Minnesota Victory PAC
This is a committee created to give independent support to the Walz for Governor campaign. It raised $786,000 and spent most of it leading up to the Aug. 14 primary, mostly on TV ads but it also commissioned a poll. It has had no activity since then but it is expected to be active in the general election.
The committee’s donors include both individuals and unions. James Lawrence, who has been a major donor to both national and state Democratic efforts, donated $60,000, as did William H. Walter, a commercial real estate investor. Jeffrey Ettinger, the former CEO of Hormel Foods, donated $50,000; Robert Pohlad, of the Pohlad Companies, gave $75,000.
Among the unions that contributed to the Minnesota Victory Fund are Education Minnesota ($115,000); Laborers District Council ($100,000); Minnesota Association of Professional Employees ($90,000); Minnesota Pipe Trades Association ($50,000); Local 49 Engineers ($25,000); Iron Workers 512 ($25,000); and Sheet Metal Workers PAC 10 ($15,000).
Planned Parenthood Minnesota Political Action Fund
This fund, affiliated with the abortion rights and women’s health organization Planned Parenthood, has raised $630,000, with $500,000 of that from other affiliated Planned Parenthood committees. It has begun spending its money two ways: paying for community outreach and canvassing ($154,000) and in independent expenditure efforts against Johnson and for Walz.
This independent expenditure committee was created to help Keith Ellison win the office of attorney general. During the primary campaign, it commissioned a poll that was posted on its webpage and spent $29,000 in pro-Ellison ads.
Since the primary, however, the committee has raised no additional funds but does indicate that it paid for a second poll, though those results have not been detailed on its webpage. People’s Lawyer has raised $202,000 in 2018, with only one donor having a Minnesota address. That would be Vance Opperman, who gave the committee $50,000. The other large donors are Stephen Silberstein, of Belvedere, CA, who gave $20,000; and Alexander Soros, of New York City, who gave $100,000. Soros is the son of billionaire investor and political activist George Soros, and has his own foundation. He also is deputy chair of the Open Society Foundations.
LIUNA (Laborers International Union) raised $300,000 from the Laborers Political League out of Chicago. Of that, $100,000 went to the pro-Walz Victory Fund. In addition to pro-Walz mailings, it also had independent expenditures for Ellison and for DFL House District 6B candidate David Lislegard in northern Minnesota.

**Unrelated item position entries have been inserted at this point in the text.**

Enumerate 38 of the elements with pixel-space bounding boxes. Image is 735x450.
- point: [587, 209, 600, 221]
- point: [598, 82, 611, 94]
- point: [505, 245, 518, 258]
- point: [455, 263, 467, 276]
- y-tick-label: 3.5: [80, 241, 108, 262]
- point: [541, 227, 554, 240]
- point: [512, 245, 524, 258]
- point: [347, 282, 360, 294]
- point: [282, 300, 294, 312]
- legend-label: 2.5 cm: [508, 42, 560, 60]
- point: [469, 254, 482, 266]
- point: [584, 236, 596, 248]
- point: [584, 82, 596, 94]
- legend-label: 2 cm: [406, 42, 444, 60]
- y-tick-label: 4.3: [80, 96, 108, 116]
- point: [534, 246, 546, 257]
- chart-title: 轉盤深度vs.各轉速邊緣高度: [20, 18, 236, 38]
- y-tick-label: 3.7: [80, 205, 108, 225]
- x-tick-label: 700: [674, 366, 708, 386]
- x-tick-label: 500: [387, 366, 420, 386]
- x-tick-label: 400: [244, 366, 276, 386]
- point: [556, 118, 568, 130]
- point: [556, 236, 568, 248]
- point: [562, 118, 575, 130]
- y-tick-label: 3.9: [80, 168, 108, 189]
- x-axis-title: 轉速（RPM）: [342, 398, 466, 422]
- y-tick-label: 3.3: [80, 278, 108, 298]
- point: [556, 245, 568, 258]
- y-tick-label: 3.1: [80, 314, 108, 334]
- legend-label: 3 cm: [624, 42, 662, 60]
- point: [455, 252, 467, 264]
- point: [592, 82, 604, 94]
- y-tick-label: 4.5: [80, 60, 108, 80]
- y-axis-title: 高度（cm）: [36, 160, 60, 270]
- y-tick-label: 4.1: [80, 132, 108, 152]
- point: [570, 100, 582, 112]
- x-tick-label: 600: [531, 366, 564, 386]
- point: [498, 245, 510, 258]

The state labor organization’s political arm raised $857,000 and spent $761,000 of that. Most of the income came from the state AFL-CIO organization with a handful of affiliated unions also contributing. Some of the money was donated directly to state DFL party organizations and candidates, though the organization did spend $100,000 on an independent expenditure campaign in support of Walz. It also gave $400,000 to the Working America Minnesota committee, the labor organization’s community outreach affiliate that engages in contact with voters who aren’t union members, said AFL-CIO spokesperson Chris Shields.
Note: Data from handwritten campaign finance reports may not yet be entered in Campaign Finance and Public Disclosure Board spending totals.